Applied to xenial, bionic, disco and eoan master-next branches.

Thanks,
Kleber
Seth Forshee Oct. 22, 2019, 8:29 p.m. UTC | #4
On Mon, Oct 07, 2019 at 06:35:48PM +0200, Andrea Righi wrote:
> BugLink: https://bugs.launchpad.net/bugs/1847118
> 
> [Impact]
> 
> A caching bug in the hibernation code can lead to potential memory
> corruptions on resume.
> 
> The hibernation code is representing all the allocated pages in memory
> (pfn) using a list of extents, inside each extent it uses a radix tree
> and each node in the tree contains a bitmap.
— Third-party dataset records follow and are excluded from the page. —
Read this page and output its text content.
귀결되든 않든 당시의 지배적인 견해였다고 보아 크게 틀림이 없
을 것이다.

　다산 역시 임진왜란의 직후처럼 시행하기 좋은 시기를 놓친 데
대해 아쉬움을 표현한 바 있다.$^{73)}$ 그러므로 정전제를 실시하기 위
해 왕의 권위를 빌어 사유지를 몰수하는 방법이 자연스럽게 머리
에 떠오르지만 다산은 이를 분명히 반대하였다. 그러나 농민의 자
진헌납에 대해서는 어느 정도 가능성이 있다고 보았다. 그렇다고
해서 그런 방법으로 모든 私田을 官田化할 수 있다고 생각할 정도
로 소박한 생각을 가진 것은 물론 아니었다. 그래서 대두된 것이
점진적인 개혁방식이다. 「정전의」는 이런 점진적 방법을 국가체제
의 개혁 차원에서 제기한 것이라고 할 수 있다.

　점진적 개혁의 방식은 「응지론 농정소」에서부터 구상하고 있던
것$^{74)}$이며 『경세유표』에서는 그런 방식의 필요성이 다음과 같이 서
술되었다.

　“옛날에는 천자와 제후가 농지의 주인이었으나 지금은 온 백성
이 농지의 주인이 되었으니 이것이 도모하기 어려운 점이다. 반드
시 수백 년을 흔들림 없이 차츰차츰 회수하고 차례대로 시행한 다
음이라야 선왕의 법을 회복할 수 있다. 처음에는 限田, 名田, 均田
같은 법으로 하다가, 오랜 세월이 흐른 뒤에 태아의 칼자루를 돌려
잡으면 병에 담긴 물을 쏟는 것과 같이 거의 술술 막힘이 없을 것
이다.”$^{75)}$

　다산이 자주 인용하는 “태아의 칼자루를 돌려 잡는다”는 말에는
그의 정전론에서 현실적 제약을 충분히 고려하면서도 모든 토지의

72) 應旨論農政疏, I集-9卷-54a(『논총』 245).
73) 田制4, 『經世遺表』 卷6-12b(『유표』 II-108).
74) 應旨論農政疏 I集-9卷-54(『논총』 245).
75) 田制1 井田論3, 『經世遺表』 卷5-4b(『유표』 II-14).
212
This structure is used to
> save the memory image to disk.
> 
> To speed up lookups in this structure the kernel is caching the position
> of the previous lookup in the form (current_extent, current_node).
> However, if two consecutive lookups are distant enough from each other,
> the extent can change, but the kernel can still use the cached node
> (current_node), accessing the wrong bitmap and ending up saving to disk
> the wrong pfn's.
> 
> [Test Case]
> 
> Bug has been reproduced in Xenial and Bionic trying to hibernate a large
> instance with a lot of RAM (100GB+).
> 
> But we also wrote a custom kernel module to better isolate the code that
> triggers the problem: https://code.launchpad.net/~arighi/+git/mybitmap
> 
> This module has exactly the same code as the hibernation code, but it
> can be used as a fast test case to reproduce the problem without
> actually triggering a real hibernation/resume cycle.
> 
> [Fix]
> 
> This bug can be fixed by properly invalidating the cached pair (extent,
> node) when the next lookup falls in a different extent or a different
> node.
> 
> [Regression Potential]
> 
> The fix has been sent to the LKML for review/feedback
> (https://lkml.org/lkml/2019/9/25/393), we have not received any feedback
> so far, but the bug is pretty clear and well tested on the affected
> platforms. Moreover, the code is isolated to the hibernation area, so
> the overall regression potential is minimal.

Applied to unstable/master, thanks!